野球の国際大会「WBC」では真剣勝負だからこそのドラマも生まれている。
1次ラウンドD組では2度目の出場となったニカラグア共和国が7日(日本時間8日)、オランダを相手に同点の8回にダウンズ(ソフトバンク)の2ランで勝ち越しに成功。6回途中から無失点投球を続けていたA・オバンド投手(27)も9回二死とし、WBC初勝利まであとアウト1つまで迫った。

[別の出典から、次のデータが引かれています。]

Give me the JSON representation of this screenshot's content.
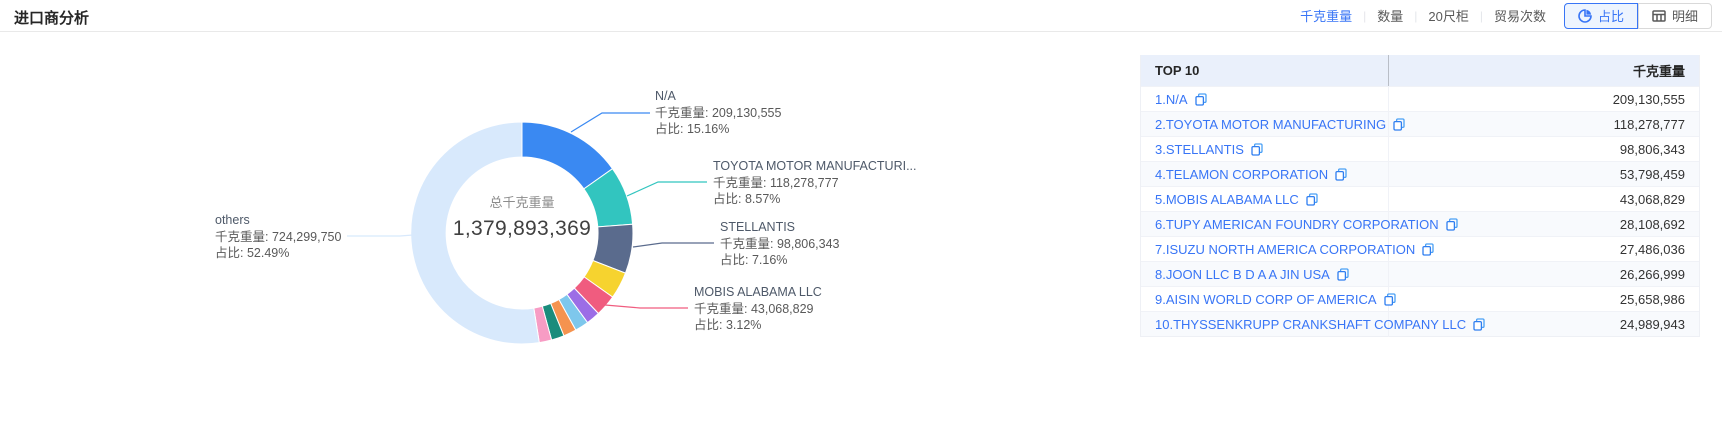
{
  "header": {
    "title": "进口商分析",
    "metrics": [
      {
        "label": "千克重量",
        "active": true
      },
      {
        "label": "数量",
        "active": false
      },
      {
        "label": "20尺柜",
        "active": false
      },
      {
        "label": "贸易次数",
        "active": false
      }
    ],
    "view_buttons": [
      {
        "label": "占比",
        "icon": "pie-icon",
        "active": true
      },
      {
        "label": "明细",
        "icon": "table-icon",
        "active": false
      }
    ]
  },
  "chart_data": {
    "type": "pie",
    "title": "进口商分析",
    "center_label": "总千克重量",
    "center_value": "1,379,893,369",
    "legend_position": "none",
    "series": [
      {
        "name": "N/A",
        "value": 209130555,
        "percent": 15.16,
        "color": "#3a89f2"
      },
      {
        "name": "TOYOTA MOTOR MANUFACTURING",
        "value": 118278777,
        "percent": 8.57,
        "color": "#32c5bf"
      },
      {
        "name": "STELLANTIS",
        "value": 98806343,
        "percent": 7.16,
        "color": "#5a6b8d"
      },
      {
        "name": "TELAMON CORPORATION",
        "value": 53798459,
        "percent": 3.9,
        "color": "#f6d32f"
      },
      {
        "name": "MOBIS ALABAMA LLC",
        "value": 43068829,
        "percent": 3.12,
        "color": "#f05c7f"
      },
      {
        "name": "TUPY AMERICAN FOUNDRY CORPORATION",
        "value": 28108692,
        "percent": 2.04,
        "color": "#9c6de6"
      },
      {
        "name": "ISUZU NORTH AMERICA CORPORATION",
        "value": 27486036,
        "percent": 1.99,
        "color": "#7ec7ec"
      },
      {
        "name": "JOON LLC B D A A JIN USA",
        "value": 26266999,
        "percent": 1.9,
        "color": "#f5934f"
      },
      {
        "name": "AISIN WORLD CORP OF AMERICA",
        "value": 25658986,
        "percent": 1.86,
        "color": "#1a8c7c"
      },
      {
        "name": "THYSSENKRUPP CRANKSHAFT COMPANY LLC",
        "value": 24989943,
        "percent": 1.81,
        "color": "#f79cc4"
      },
      {
        "name": "others",
        "value": 724299750,
        "percent": 52.49,
        "color": "#d8e9fc"
      }
    ],
    "callout_labels": [
      {
        "series_index": 0,
        "name": "N/A",
        "value_line": "千克重量: 209,130,555",
        "percent_line": "占比: 15.16%"
      },
      {
        "series_index": 1,
        "name": "TOYOTA MOTOR MANUFACTURI...",
        "value_line": "千克重量: 118,278,777",
        "percent_line": "占比: 8.57%"
      },
      {
        "series_index": 2,
        "name": "STELLANTIS",
        "value_line": "千克重量: 98,806,343",
        "percent_line": "占比: 7.16%"
      },
      {
        "series_index": 4,
        "name": "MOBIS ALABAMA LLC",
        "value_line": "千克重量: 43,068,829",
        "percent_line": "占比: 3.12%"
      },
      {
        "series_index": 10,
        "name": "others",
        "value_line": "千克重量: 724,299,750",
        "percent_line": "占比: 52.49%"
      }
    ]
  },
  "table": {
    "header": {
      "rank_col": "TOP 10",
      "value_col": "千克重量"
    },
    "rows": [
      {
        "name": "1.N/A",
        "value": "209,130,555"
      },
      {
        "name": "2.TOYOTA MOTOR MANUFACTURING",
        "value": "118,278,777"
      },
      {
        "name": "3.STELLANTIS",
        "value": "98,806,343"
      },
      {
        "name": "4.TELAMON CORPORATION",
        "value": "53,798,459"
      },
      {
        "name": "5.MOBIS ALABAMA LLC",
        "value": "43,068,829"
      },
      {
        "name": "6.TUPY AMERICAN FOUNDRY CORPORATION",
        "value": "28,108,692"
      },
      {
        "name": "7.ISUZU NORTH AMERICA CORPORATION",
        "value": "27,486,036"
      },
      {
        "name": "8.JOON LLC B D A A JIN USA",
        "value": "26,266,999"
      },
      {
        "name": "9.AISIN WORLD CORP OF AMERICA",
        "value": "25,658,986"
      },
      {
        "name": "10.THYSSENKRUPP CRANKSHAFT COMPANY LLC",
        "value": "24,989,943"
      }
    ]
  },
  "colors": {
    "accent": "#3875f6",
    "table_header_bg": "#eaf0fb"
  }
}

しかし、中前打、左翼への二塁打で二、三塁のピンチを招き、アルビーズに投じた初球は右中間へ…。オバンドは棒立ち状態で打球の行方を見届けたが、無情にもフェンスを越えるとそのままマウンドに崩れ落ちた。
喜びを爆発させるオランダのナインとは対照的に右腕は意気消沈。ショックのあまり、もはや自力で立ち上がることもできなくなったオバンドの周りには仲間たちが駆け寄り、両脇を抱え上げられ、寄り添われながらダッグアウトに引き揚げていった。
この光景を、米メディア「ラリー・ブラウン・スポーツ」は「ニカラグアの選手たちは試合を台無しにしたチームメートに素晴らしい行動を見せた」と報道。「オバンドは壊滅的なミスをした後、チームメートたちに慰められた。何人かは文字通り彼をマウンドから抱え上げ、フィールドの外まで付き添った。選手が致命的なミスを犯したチームメートを慰める光景は珍しくないが、救援投手の場合は通常、ベンチに戻ってから行われる」とナインの行動をたたえた。
ニカラグアは初戦のドミニカ共和国戦に3―12で完敗を喫し、この日は3―4で惜敗。連敗スタートで苦しい状況に追い込まれている。